How this skill works

Start with a positive definition, then collect negative examples that expose edge cases: anti-goals, near-misses, failure patterns, and boundary cases. Analyze contrasts to surface the exact dimension that fails, convert insights into actionable decision criteria and checklists, and validate coverage with a simple rubric.
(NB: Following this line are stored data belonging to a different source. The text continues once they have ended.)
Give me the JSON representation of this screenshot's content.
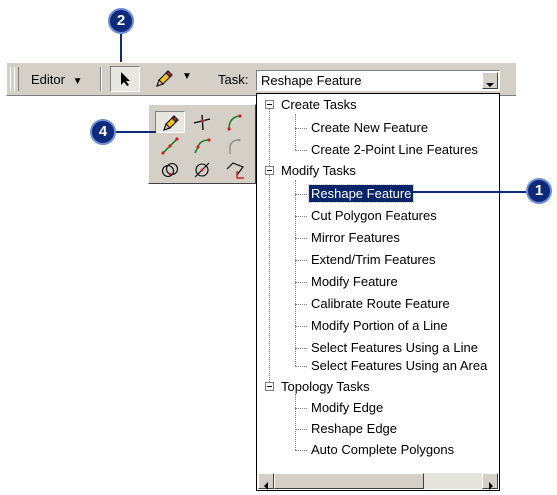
{
  "toolbar": {
    "editor_label": "Editor",
    "task_label": "Task:",
    "task_value": "Reshape Feature"
  },
  "tree": {
    "create_tasks": {
      "label": "Create Tasks",
      "items": [
        "Create New Feature",
        "Create 2-Point Line Features"
      ]
    },
    "modify_tasks": {
      "label": "Modify Tasks",
      "items": [
        "Reshape Feature",
        "Cut Polygon Features",
        "Mirror Features",
        "Extend/Trim Features",
        "Modify Feature",
        "Calibrate Route Feature",
        "Modify Portion of a Line",
        "Select Features Using a Line",
        "Select Features Using an Area"
      ]
    },
    "topology_tasks": {
      "label": "Topology Tasks",
      "items": [
        "Modify Edge",
        "Reshape Edge",
        "Auto Complete Polygons"
      ]
    },
    "selected": "Reshape Feature"
  },
  "palette": {
    "tools": [
      "sketch-tool-icon",
      "intersection-tool-icon",
      "arc-tool-icon",
      "midpoint-tool-icon",
      "tangent-arc-tool-icon",
      "endpoint-arc-tool-icon",
      "distance-distance-tool-icon",
      "direction-direction-tool-icon",
      "trace-tool-icon"
    ]
  },
  "callouts": {
    "one": "1",
    "two": "2",
    "four": "4"
  },
  "colors": {
    "callout": "#0d2b7a",
    "selection": "#0a246a",
    "chrome": "#d4d0c8"
  }
}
Deliver a short framework that pairs the positive definition with instructive negatives and operational pass/fail rules.

When to use it

  • Clarifying fuzzy boundaries where positive definitions are ambiguous
  • Teaching learners or teams via counterexamples and common mistakes
  • Setting guardrails for design, code quality, or evaluation rubrics
  • Refining requirements when near-miss examples or anti-goals appear
  • Disambiguating similar concepts or preventing subtle failures

Best practices

  • Collect genuine near-misses that are close to passing, not extreme failures
  • Explain why each negative example fails and which dimension is violated
  • Cover the boundary spectrum—clear pass, close calls, and clear fail
  • Translate contrasts into operational checks or disqualifiers
  • Avoid strawman negatives and cherry-picking easy cases

Example use cases

  • Create a code-quality rubric by listing maintainability anti-patterns and near-miss cases
  • Design a UX style guide showing dark patterns and interfaces that look good but confuse users
  • Train writers with examples that are technically accurate but incomprehensible to the target reader
  • Define product acceptance criteria by enumerating edge cases that should fail
  • Onboard teams by highlighting common mistakes and how to spot close-call failures

FAQ

How many negative examples do I need?

Aim for 5–10 near-misses plus 3–5 clear anti-goals to span the boundary space; quality matters more than count.

What makes a good near-miss?

A near-miss is genuinely close to the positive definition and fails on a single, explainable dimension rather than being globally bad.

How do I operationalize the results?

Convert contrasts into explicit pass/fail checks or disqualifiers and add them to a short checklist used in reviews or acceptance tests.